Until recently, Lucas spent a lot of time, money and effort trying to build a huge digital media production studio on his property in Marin County, California. The project was going to create around 600 high-paying jobs and bring loads of revenue to local businesses. Too bad a good chunk of his neighbors reveled in riches themselves, and as such didn't give a crap about business or, for that matter, jobs. They vehemently opposed the project, claiming that it would bring too much traffic and noise, not to mention so much light pollution that their "dark starry skies would be destroyed."

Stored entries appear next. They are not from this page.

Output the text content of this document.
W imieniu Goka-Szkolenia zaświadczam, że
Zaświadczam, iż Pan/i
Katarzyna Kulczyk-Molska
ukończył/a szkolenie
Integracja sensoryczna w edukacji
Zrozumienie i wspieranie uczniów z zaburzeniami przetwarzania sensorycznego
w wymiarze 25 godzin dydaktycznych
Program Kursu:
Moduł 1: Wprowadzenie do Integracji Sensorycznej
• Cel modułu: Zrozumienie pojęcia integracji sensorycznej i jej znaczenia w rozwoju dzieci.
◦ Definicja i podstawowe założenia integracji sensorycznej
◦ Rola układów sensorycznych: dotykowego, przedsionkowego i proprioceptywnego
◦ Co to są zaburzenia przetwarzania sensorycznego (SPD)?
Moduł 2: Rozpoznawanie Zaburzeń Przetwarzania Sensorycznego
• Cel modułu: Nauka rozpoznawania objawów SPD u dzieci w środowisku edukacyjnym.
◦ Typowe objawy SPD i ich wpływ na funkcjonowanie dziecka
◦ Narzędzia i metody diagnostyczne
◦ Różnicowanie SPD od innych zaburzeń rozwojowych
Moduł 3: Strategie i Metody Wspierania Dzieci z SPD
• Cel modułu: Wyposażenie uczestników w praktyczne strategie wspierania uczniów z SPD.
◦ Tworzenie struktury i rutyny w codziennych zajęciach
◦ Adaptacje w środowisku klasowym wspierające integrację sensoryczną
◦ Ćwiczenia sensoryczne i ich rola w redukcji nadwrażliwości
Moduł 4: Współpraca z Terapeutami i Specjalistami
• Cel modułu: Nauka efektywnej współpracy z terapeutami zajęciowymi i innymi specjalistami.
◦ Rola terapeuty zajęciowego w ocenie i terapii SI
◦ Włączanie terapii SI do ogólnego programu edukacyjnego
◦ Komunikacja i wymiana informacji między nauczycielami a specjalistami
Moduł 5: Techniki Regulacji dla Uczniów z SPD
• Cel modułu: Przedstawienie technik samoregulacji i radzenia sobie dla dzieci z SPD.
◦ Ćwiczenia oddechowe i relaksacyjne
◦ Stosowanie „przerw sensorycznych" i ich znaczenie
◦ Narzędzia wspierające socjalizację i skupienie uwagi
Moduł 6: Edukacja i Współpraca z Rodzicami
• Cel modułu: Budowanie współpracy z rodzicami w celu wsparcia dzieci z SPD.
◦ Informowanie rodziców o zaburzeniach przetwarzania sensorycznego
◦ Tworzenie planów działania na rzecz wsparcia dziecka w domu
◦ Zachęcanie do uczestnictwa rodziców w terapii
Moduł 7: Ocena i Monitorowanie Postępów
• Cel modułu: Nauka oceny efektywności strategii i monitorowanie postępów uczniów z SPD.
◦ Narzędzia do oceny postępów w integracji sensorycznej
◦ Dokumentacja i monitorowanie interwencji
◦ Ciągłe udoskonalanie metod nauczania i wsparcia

That's an actual quote, by the way.
Clearly a neighborhood on the verge of overpopulation.
For a whopping 25 years, Lucas tried to build the property. Although he did secure small victories here and there, he was constantly swimming against a current of "not in our backyard" arguments.
Then, in the spring of 2012, Lucas officially stated that he would give up, sell his property and take his business elsewhere. However, his opponents' cheers died in their throats when he announced the second half of his plan: He had sold his land to a nonprofit organization called Marin Community Foundation. According to their deal, the foundation would build the area full of something the county was in dire need of, but had for some reason been struggling to find space for: low-income residential housing. As in, the projects.
If you're imagining Pruitt-Igoe on Tatooine ... well, so are we.
The foundation praised Lucas, but the rich residents were less thrilled. Their initial reactions were absurd shrieks of nonsense that showed the entire world how far removed from reality they were: Lucas' action was "class warfare." The housing project would throw the whole area into a state of "sheer terror." They even, we kid you not, compared the situation to the conflict in Syria. You know, because everyone worse off than you is just waiting to storm your home with a rocket launcher.
Alas, after the initial shit-flinging had died down, there seemed to be precisely jack shit the jackass neighbors could do about the project besides choking quietly on their bile.
Today, this entire valley is crack dealers.
And that, friends, is how a famous pop culture icon defeated a wealthy, villainous clique while helping a bunch of poor people. Wait, holy shit. That's the plot of Indiana Jones and the Temple of Doom, isn't it?